In memoriam: The first of many Tennessee Valley Authority coal plants
In memoriam: The first of many Tennessee Valley Authority coal plants
Last week, the Tennessee Valley Authority announced that it plans to retire eight coal-fired generators. The TVA says more closures could come, and this announcement follows the closures of older coal-fired plants by other electric utilities. So, to what extent is coal actually fading away as an energy source?
Vlad Dorjets is an economist at the United States Energy Information Administration. When utilities retire power plants — or make plans to — they file a report with the agency, and he crunches the numbers. He says that of the 1,400 coal-fired generators that existed in 2008, almost 400 will be gone by 2017.

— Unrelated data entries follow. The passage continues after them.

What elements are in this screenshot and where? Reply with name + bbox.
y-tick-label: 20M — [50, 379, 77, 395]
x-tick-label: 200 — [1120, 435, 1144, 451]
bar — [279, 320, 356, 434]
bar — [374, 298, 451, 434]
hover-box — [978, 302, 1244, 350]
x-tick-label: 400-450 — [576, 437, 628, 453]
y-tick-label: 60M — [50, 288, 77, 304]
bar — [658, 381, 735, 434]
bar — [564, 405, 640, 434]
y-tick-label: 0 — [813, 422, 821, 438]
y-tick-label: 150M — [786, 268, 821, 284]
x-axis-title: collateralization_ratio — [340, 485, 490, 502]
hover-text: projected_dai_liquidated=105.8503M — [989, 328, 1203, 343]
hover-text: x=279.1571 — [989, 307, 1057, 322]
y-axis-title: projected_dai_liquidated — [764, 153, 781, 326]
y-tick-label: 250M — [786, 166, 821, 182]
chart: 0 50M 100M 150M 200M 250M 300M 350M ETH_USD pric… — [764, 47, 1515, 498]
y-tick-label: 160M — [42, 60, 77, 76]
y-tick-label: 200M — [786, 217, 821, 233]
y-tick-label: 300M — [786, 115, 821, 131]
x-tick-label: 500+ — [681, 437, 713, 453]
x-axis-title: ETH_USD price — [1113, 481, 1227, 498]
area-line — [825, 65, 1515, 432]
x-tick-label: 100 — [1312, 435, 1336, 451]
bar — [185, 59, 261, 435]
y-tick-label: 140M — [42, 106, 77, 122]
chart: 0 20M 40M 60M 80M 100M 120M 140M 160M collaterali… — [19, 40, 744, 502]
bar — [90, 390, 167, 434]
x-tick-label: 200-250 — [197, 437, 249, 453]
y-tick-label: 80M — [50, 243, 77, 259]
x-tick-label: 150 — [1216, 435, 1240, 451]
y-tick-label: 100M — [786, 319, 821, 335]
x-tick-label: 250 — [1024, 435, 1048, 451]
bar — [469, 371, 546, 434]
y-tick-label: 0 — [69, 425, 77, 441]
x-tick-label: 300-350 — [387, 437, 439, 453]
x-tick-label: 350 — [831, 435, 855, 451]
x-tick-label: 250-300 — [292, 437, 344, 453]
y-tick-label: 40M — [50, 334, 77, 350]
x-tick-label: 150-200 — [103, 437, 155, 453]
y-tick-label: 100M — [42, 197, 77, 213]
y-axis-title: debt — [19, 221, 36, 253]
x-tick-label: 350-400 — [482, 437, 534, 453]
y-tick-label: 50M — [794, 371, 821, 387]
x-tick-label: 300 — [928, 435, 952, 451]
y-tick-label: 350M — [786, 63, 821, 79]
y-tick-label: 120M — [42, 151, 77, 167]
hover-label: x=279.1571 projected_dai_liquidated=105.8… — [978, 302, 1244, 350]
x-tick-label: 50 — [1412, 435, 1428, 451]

But his models that look past 2017 don’t show the trend continuing very far. Most of the generators going away now are old — built before 1960. “Basically everything that’s going to retire, will retire in the next couple years,” he says. “And then you’ve got a pretty steady fleet.”
Even so, by 2020 he estimates that generating capacity from coal will be about 15 percent lower than it was in 2008. That’s about half the reduction the Sierra Club would like to see, but it’s still a big chunk.
So, what’s taking the place of that coal? “Shale gas, and renewables to a lesser extent,” says Marty Rosenberg editor-in-chief of Energy Biz Magazine.
He thinks shale gas looks like a reliable source for some time to come. But, he says, there’s no such thing as a sure thing. “You say it’s a hundred-year supply for sure — then, sure enough in two, three years, something will happen.”